Perkembangan harmonisasi hukum
sesungguhnya telah ada dalam ilmu hukum dan praktik hukum di Belanda setelah
Perang Dunia II dan lebih berkembang sejak tahun 1970-an. Bahkan di Jerman, pengembangan harmonisasi hukum
telah ada sejak tahun 1902.Harmonisasi hukum yang
berkembang dalam ilmu hukum di Belanda digunakan untuk menunjukan bahwa dalam
dunia hukum, kebijakan pemerintah dan hubungan di antara keduanya terdapat
perbedaan yang mengakibatkan disharmonis. Rudolf Stammler (1902) mengemukakan
bahwa tujuan atau fungsi hukum adalah harmonisasi berbagai maksud, tujuan dan
kepentingan antara individu dengan individu dan individu dengan masyarakat.

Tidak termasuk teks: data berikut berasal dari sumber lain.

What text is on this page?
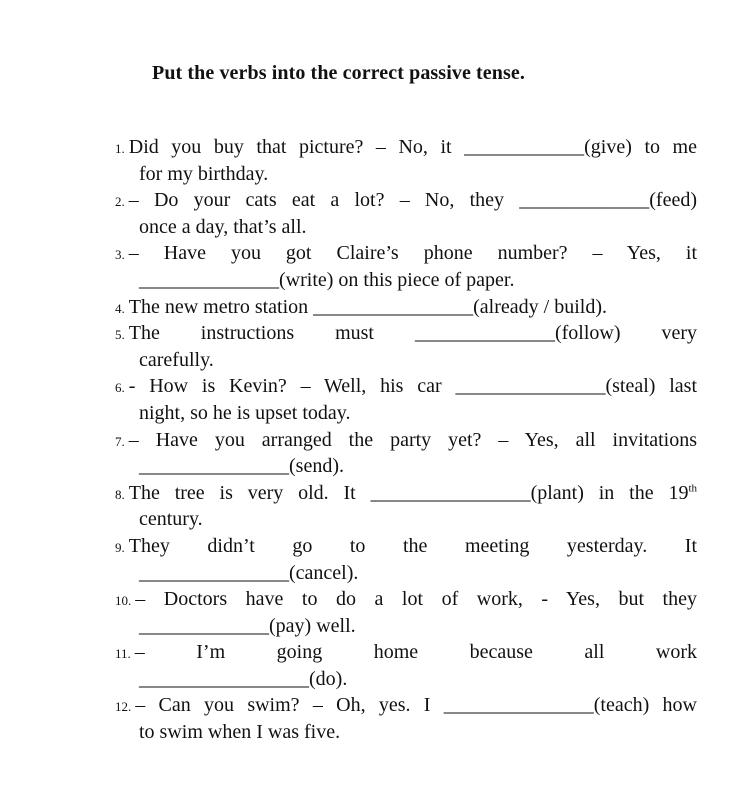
Put the verbs into the correct passive tense.
1. Did you buy that picture? – No, it ____________(give) to me
for my birthday.
2. – Do your cats eat a lot? – No, they _____________(feed)
once a day, that’s all.
3. – Have you got Claire’s phone number? – Yes, it
______________(write) on this piece of paper.
4. The new metro station ________________(already / build).
5. The instructions must ______________(follow) very
carefully.
6. - How is Kevin? – Well, his car _______________(steal) last
night, so he is upset today.
7. – Have you arranged the party yet? – Yes, all invitations
_______________(send).
8. The tree is very old. It ________________(plant) in the 19th
century.
9. They didn’t go to the meeting yesterday. It
_______________(cancel).
10. – Doctors have to do a lot of work, - Yes, but they
_____________(pay) well.
11. – I’m going home because all work
_________________(do).
12. – Can you swim? – Oh, yes. I _______________(teach) how
to swim when I was five.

Di Indonesia masalah harmonisasi
hukum juga telah mulai digagas oleh Soepomo, ahli hukum adat
Indonesia yang mempunyai peran besar dalam merumuskan Undang-Undang Dasar 1945.

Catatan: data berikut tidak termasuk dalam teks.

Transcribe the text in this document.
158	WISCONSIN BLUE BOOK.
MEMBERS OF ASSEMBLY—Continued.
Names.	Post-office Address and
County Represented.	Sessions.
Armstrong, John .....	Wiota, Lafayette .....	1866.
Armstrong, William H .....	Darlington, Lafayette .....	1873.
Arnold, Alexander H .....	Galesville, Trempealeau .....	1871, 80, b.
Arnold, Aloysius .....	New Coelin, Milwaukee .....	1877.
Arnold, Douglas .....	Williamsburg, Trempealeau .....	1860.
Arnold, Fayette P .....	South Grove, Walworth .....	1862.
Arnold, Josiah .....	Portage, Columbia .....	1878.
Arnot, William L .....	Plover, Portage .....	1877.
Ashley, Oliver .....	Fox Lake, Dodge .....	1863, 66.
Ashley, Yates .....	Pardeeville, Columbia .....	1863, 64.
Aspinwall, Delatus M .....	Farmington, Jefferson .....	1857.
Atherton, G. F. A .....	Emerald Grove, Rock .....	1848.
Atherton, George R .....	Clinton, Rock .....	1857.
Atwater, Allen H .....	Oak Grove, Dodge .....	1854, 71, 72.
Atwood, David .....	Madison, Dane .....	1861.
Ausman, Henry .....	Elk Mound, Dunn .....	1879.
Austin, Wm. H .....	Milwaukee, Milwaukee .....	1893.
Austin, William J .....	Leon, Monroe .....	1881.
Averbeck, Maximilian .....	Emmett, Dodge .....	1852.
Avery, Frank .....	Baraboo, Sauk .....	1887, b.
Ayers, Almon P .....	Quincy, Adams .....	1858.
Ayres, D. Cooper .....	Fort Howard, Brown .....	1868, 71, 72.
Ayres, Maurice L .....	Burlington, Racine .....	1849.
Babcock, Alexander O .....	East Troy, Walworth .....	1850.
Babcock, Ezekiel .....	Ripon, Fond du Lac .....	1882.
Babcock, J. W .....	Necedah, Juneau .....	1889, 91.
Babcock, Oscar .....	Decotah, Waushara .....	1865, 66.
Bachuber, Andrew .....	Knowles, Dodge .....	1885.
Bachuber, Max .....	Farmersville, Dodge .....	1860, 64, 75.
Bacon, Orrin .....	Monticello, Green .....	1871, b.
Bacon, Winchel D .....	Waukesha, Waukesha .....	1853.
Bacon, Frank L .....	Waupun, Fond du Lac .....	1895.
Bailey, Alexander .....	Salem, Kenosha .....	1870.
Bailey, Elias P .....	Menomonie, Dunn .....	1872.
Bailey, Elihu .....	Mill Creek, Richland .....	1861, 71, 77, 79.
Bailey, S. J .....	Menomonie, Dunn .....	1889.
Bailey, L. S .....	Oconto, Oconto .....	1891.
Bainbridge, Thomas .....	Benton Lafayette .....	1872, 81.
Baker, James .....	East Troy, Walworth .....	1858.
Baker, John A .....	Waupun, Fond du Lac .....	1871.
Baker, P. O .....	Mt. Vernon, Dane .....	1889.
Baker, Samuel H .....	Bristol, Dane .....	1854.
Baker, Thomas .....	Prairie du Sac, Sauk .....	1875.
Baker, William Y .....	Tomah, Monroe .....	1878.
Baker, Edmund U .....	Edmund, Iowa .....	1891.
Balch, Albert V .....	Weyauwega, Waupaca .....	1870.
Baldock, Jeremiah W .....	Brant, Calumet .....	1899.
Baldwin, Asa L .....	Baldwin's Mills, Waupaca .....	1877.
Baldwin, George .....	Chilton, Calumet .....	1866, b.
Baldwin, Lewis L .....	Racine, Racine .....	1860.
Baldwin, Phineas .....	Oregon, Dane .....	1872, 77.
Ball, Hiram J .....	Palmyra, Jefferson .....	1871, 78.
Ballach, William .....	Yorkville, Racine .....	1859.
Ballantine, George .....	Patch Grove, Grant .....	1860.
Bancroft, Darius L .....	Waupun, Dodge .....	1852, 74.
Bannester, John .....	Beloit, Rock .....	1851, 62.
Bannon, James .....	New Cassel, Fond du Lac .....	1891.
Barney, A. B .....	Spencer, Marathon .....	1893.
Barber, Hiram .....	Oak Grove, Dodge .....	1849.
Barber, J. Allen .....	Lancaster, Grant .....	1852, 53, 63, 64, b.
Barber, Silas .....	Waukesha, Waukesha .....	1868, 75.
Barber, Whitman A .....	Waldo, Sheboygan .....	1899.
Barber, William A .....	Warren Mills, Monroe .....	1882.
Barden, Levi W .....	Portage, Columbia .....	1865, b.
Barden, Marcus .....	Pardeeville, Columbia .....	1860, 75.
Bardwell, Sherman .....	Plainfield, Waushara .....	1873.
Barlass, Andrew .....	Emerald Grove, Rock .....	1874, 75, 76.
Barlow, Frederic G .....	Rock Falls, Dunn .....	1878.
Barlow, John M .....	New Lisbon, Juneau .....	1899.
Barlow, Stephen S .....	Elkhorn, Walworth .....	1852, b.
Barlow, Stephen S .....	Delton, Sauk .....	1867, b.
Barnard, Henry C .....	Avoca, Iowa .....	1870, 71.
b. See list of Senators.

Soepomo mengemukakan bagaimana menghubungkan sistem hukum Indonesia
dengan gagasan hukum yang berasal dari sitem hukum barat, sebagai berikut:
“… inti soal sekarang ialah,
bagaimana mempersatukan tjita-tjita Timur dengan tjita-tjita dan kebutuhan
modern yang berasal dari Barat supaja menjadi suatu harmoni. Djawaban
satu-satunja jang efektif rupa-rupanja ialah: asimilasi pengertian-pengertian
Barat dalam bentuk jang sesuai dengan strukturnja masjarakat Indonesia
sendiri.”
Gagasan di atas menunjukan bahwa
sistem hukum Indonesia memikirkan masalah harmonisasi dengan hukum modern
melalui metode asimilasi pengertian konsep hukum barat yang sesuai dengan
struktur masyarakat Indonesia sendiri. Pemikiran tentang keharmonisan hukum
dengan pola asimilasi itu tersirat dalam ketentuan peralihan UUD 1945, tidak
hanya bemakna bahwa hukum peninggalan Belanda hanya untuk sekedar mengisi
kekosongan hukum yang terjadi kerena kemerdekaan Republik Indonesia.
Hal itu dapat diartikan juga
untuk memberi kesempatan bagi bangsa Indonesia untuk melakukan harmonisasi
hukum kolonial dengan kebutuhan masyarakat secara bertahap, menurut prosedur
dan tata cara pembentukan hukum nasional. Pengaturan mengenai harmonisasi
peraturan perundang-undangan setelah kemerdekaan sesungguhnya telah diatur di
dalam Instruksi Presiden Nomor 15 tahun 1970 tentang Mempersiapkan Rancangan
Undang-Undang dan Rancangan Peraturan Pemerintah Republik Indonesia, sebagai
berikut:
Pasal 3
(1) Rantjangan Undang-undang dan
Rantjangan Peraturan Pemerintah sebagai hatsil Panitya tersebut pada Pasal 2
Instruksi Presiden ini, sebelum diadjukan kepada Presiden, harus
disampaikan/diedarkan terlebih dahulu kepada :
- Para Menteri/Pimpinan Lembaga Pemerintah jang erat hubungannja dengan materi jang diatur dalam Rantjangan jang bersangkutan, untuk mendapat tanggapan dan pertimbangan.
- Menteri Kehakiman untuk memperoleh
tanggapan seperlunja dari segi hukum.
- Sekretaris Kabinet untuk persiapan penjelesaian Rantjangan tersebut selandjutnja.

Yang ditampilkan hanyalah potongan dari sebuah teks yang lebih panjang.